JDFN Financial Network

Yen Pairs Weekly Update - Feb. 18/23 close

USDJPY

Last week the Dollar-Yen made a bearish move after a higher weekly high, bouncing from the SMA34 and still inside a symmetrical triangle. Daily charts show a retracement on previous swing high, ending near the 38.2% level on Friday. I was expecting a further retracement down to the 50% level on both time frames, around 82.50/60 (middle line of the Bollinger bands on weekly, confluence of SMA100 and SMA34 crossing on daily). We have seen up to Wednesday close a bearish acceleration reaching that target and getting past it, beyond the daily 61.8% Fibonacci retracement on previous swing high. We are now trading at psychological level 82.00 and well below the moving averages, the scope of this bearish move is very probably going to attain the lower daily bands level at another round number, 81.00 just below the previous early February lows. Given that the pattern shown on weekly charts is clearly a huge bearish flag, my expectations are for an extension below 80.40 if the triangle is finally broken to the downside.

 

EURJPY

Euro-Yen closed last Friday at the upper trend line of a symmetrical weekly triangle formation, and opened on Sunday just above, at the level of the previous highs. On daily we seemed to have a double top after a cross of all the moving averages. My weekly expectation would have been to break the triangle and reach further to the upper Bollinger band (115.70/116.70), however the pair reacted to that double top (after a slight push above 114.00 which was promptly rejected on Monday). We are now trading 100 pips lower and about to reach the middle line of the daily bands at 113.00. I still think that this level could hold as support and would favor a bounce from the middle line or maybe lower at the SMA34 level (presently 112.50) to make another attempt at breaking Monday highs and reach psychological level 115.00 (November 2010 highs). Should the pair continue its bearish move we would be revisiting the lows near 112.00 then daily SMA100 at 111.40/50 (near a 38.2% Fibonacci retracement on previous daily swing high). We have a strong support presently at that level, being that both SMA100 and 200 are in confluence on the daily charts.

 

GBPJPY

The Geppy shows a rising wedge on the daily charts, which suggests a correction is near.

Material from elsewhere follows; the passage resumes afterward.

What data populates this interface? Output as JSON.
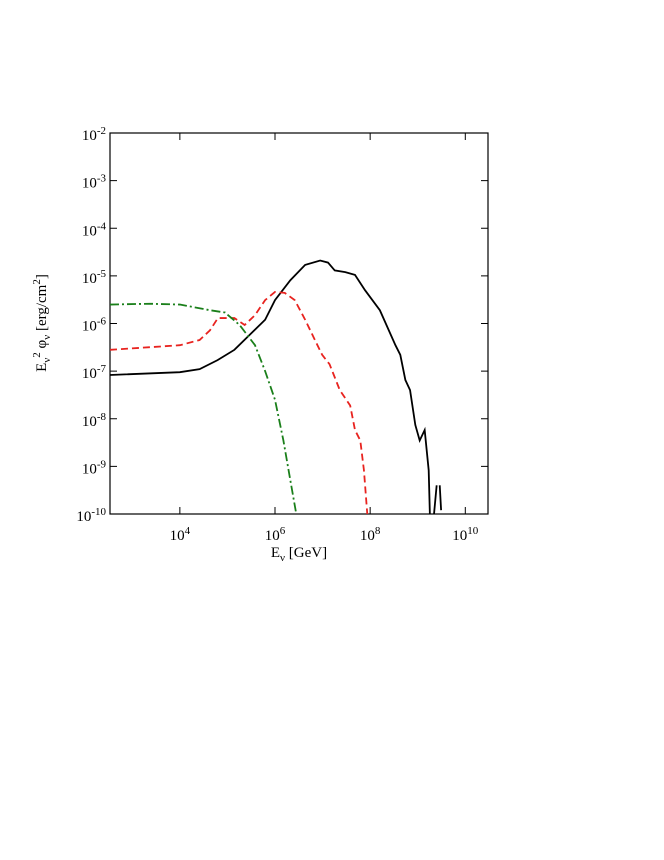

My expectations for this pair are for a retest of the previous weekly broken level which coincides with the 38.2% Fibonacci retracement at 131.80/90, where we also had the confluence of the daily SMA34 and SMA200 on Friday, with a shorter term target at the middle line of the daily Bollinger bands where we could have some bounce back up. Indeed this pair reversed on Wednesday, but we are now again on the descent near first target at around 132.00. Still about 100/120 pips to go but this pair and its huge moves can perform this trajectory in no time. The support area between 131.00 and 132.00 might be tough as it was a steady consolidation area in January and we have presently both SMA100 and SMA200 holding its boundaries.